Published: 12.05.2021 | Edited: 12.05.2021 | Tags: 100daystooffload

Notes on circular queue data structure

While researching the method to store the data into the electrically erasable programmable read-only memory (EEPROM) I have found out the problem is not as straightforward as I have previously thought. Consider the following requirements:

  1. Store the last N measured variables in order
  2. Preserve the data after the prower is removed

The requirements seems clear on the surface, but they have some unintended consequences to them. Consider the first requirement - storing a given number of most recent values. Either the stack or the queue would serve, if their capacity was sufficient, meaning the data would be taken out sooner than their capacity would be reached. With the sufficiently large queue, we could took all the data out and discard all but last N values. With the stack it would be even easier - just pop out the number of required entries.

What about limited storage?

The problem happens when the storage capacity is expected to fill up before the data are taken out. Such limitation forces us to start discarding data once that happens. When the either queue or the stack is full, no new data can be pushed into the structure, failing our first requirement.

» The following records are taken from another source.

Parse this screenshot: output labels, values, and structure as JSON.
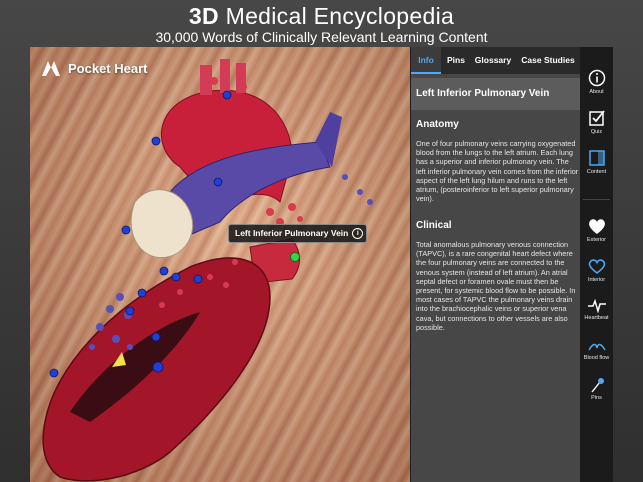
{
  "banner": {
    "title_bold": "3D",
    "title_rest": "Medical Encyclopedia",
    "subtitle": "30,000 Words of Clinically Relevant Learning Content"
  },
  "app": {
    "name": "Pocket Heart",
    "logo_icon": "heart-logo-icon"
  },
  "viewer": {
    "callout_label": "Left Inferior Pulmonary Vein",
    "callout_icon": "info-icon"
  },
  "tabs": [
    {
      "label": "Info",
      "active": true
    },
    {
      "label": "Pins",
      "active": false
    },
    {
      "label": "Glossary",
      "active": false
    },
    {
      "label": "Case Studies",
      "active": false
    }
  ],
  "panel": {
    "heading": "Left Inferior Pulmonary Vein",
    "anatomy_title": "Anatomy",
    "anatomy_text": "One of four pulmonary veins carrying oxygenated blood from the lungs to the left atrium. Each lung has a superior and inferior pulmonary vein. The left inferior pulmonary vein comes from the inferior aspect of the left lung hilum and runs to the left atrium, (posteroinferior to left superior pulmonary vein).",
    "clinical_title": "Clinical",
    "clinical_text": "Total anomalous pulmonary venous connection (TAPVC), is a rare congenital heart defect where the four pulmonary veins are connected to the venous system (instead of left atrium). An atrial septal defect or foramen ovale must then be present, for systemic blood flow to be possible. In most cases of TAPVC the pulmonary veins drain into the brachiocephalic veins or superior vena cava, but connections to other vessels are also possible."
  },
  "sidebar": [
    {
      "label": "About",
      "icon": "info-circle-icon"
    },
    {
      "label": "Quiz",
      "icon": "checkbox-icon"
    },
    {
      "label": "Content",
      "icon": "content-panel-icon"
    },
    {
      "label": "Exterior",
      "icon": "heart-filled-icon"
    },
    {
      "label": "Interior",
      "icon": "heart-outline-icon"
    },
    {
      "label": "Heartbeat",
      "icon": "pulse-icon"
    },
    {
      "label": "Blood flow",
      "icon": "blood-flow-icon"
    },
    {
      "label": "Pins",
      "icon": "pin-icon"
    }
  ],
  "colors": {
    "accent": "#4ea8f2",
    "panel_bg": "#474747",
    "sidebar_bg": "#1b1b1b",
    "aorta_red": "#c8203a",
    "vein_blue": "#5a4aa8"
  }
}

What is worse, once the number of stored entries matches the capacity of the storage, meaning that the queue or the stack is full, we would have no way of telling how recent the data are, or in other words, how many entries were discarded.

Enter circular queue

To overcome the problem of discarding the most recent data, a different kind of data structure has to be used, a one called circular queue (sometimes called also circular FIFO or a rotating buffer). A circular queue has the property of discarding not the most recent data, but the least recent data instead, providing us with the exact solution meeting our first requirement. Note that there appears to be no such data structure called a circular stack, or at least not a standardized one.

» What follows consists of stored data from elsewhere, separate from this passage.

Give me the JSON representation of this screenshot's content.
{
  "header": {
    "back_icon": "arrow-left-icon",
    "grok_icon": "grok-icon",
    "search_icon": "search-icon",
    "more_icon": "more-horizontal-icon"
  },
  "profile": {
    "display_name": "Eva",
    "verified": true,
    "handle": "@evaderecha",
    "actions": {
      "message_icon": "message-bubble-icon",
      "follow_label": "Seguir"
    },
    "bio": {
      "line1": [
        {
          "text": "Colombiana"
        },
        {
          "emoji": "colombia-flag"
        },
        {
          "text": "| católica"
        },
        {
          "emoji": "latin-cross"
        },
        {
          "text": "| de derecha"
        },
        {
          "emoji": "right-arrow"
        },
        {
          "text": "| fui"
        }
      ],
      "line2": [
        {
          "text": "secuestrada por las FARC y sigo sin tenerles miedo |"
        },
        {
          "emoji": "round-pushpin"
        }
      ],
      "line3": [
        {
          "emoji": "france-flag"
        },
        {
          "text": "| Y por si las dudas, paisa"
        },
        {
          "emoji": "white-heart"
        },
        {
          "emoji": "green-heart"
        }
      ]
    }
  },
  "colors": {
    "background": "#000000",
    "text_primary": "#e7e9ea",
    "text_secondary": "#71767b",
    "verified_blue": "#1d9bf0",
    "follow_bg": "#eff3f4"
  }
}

To meet the second requirement, we would have to use a non-volatile memory. A non-volatile memory stores its contents after the power is removed. The most readily accessible non-volatile memory is EEPROM, being available as a stand-alone chips, but almost all microcontrollers, even low-end ones also have some EEPROM integrated among it's peripherals. Let's ignore other types of non-volatile storage, notably FRAM for the sake of this article, as other types of memory have different price and marker availability and what is more important, they come with different set of limitations.

Limitations of EEPROM

The main limitation of an EEPROM is its rather low number of rewrite cycles, ranging from 100k to 1M rewrites per-bit usually. Yes, while EEPROMs usually allow some kind of page access to streamline reading and writing blocks of data, they allow to manipulate the data down to a single bit, which is considered an advantage, but due to practical reasons we ignore this property here either.

So how to overcome the limited number of write cycles on EEPROM? The technique is called wear leveling. Wear leveling means adjusting the write frequency for every part of the memory to be virtually the same. In other words, writing to he same place again only after all the other places were re-written in the meantime.

EEPROM and the circular buffer

Wear leveling provides some nice symbiosis for EEPROM and the circular buffer data structure, as circular buffer does not need any data shifting and it basically has the wear leveling built in. With the new data, just move to the next entry and overwrite it, looping back to the first position from the last one (thus circular). Easy, right?

Well not so simple, we still need to know which entry is the last written. This is also called a head. The head position can be stored in RAM of course. But with the power outage, the head would be lost. Even though our data are stored in non-volatile memory, without the way of telling which entry was the last, we would fail the ordering part of our first requirement. Note that the circular buffer also stores the information about it's last entry, called a tail, but we omit the tail for the simplicity as well.

So how we go around this limitation? There also is quite a lot of useful information about circular buffers written in the link below:

https://betterembsw.blogspot.com/2015/07/avoiding-eeprom-wearout.html

The natural way to preserve the head position is to write it in EEPROM instead of RAM, but where exactly? No matter where do we choose to store it in EEPROM, it will be worn out at much faster rate that the other entries of the circular buffer, as this one needs updating every time an entry is pushed. Searching around the Internet, the solutions to this do not seem to agree. The most notable solution is to use a second circular buffer for storing the head, meaning our storage capacity is now reduced, in an extreme case even halved, but the wear leveling is achieved and both our requirements optimally met. Could it be done better?

Discarding the second circular buffer

One particular comment on the AVRfreaks forum shows hints about the possibility of discarding the troublesome second circular buffer while still providing wear leveling for the entire storage.

The idea is to rewrite not just the oldest entry with the most recent value, but actually also provide a divider entry, with a known empty value below it, effectively placing the divider between the head and the tail. This way, to find the head, we have just to find that divider in the circular buffer.

The details are more complex than this because of the initialization and such, so go read the discussion if interested, but I wanted to point this neat little idea out. Sometimes the most brilliant solutions are not the most apparent. I must admit I really like this one, although I am not sure if there are no gotchas in this approach. Hopefully I will soon find out.

This is a 63th post of #100daystooffload.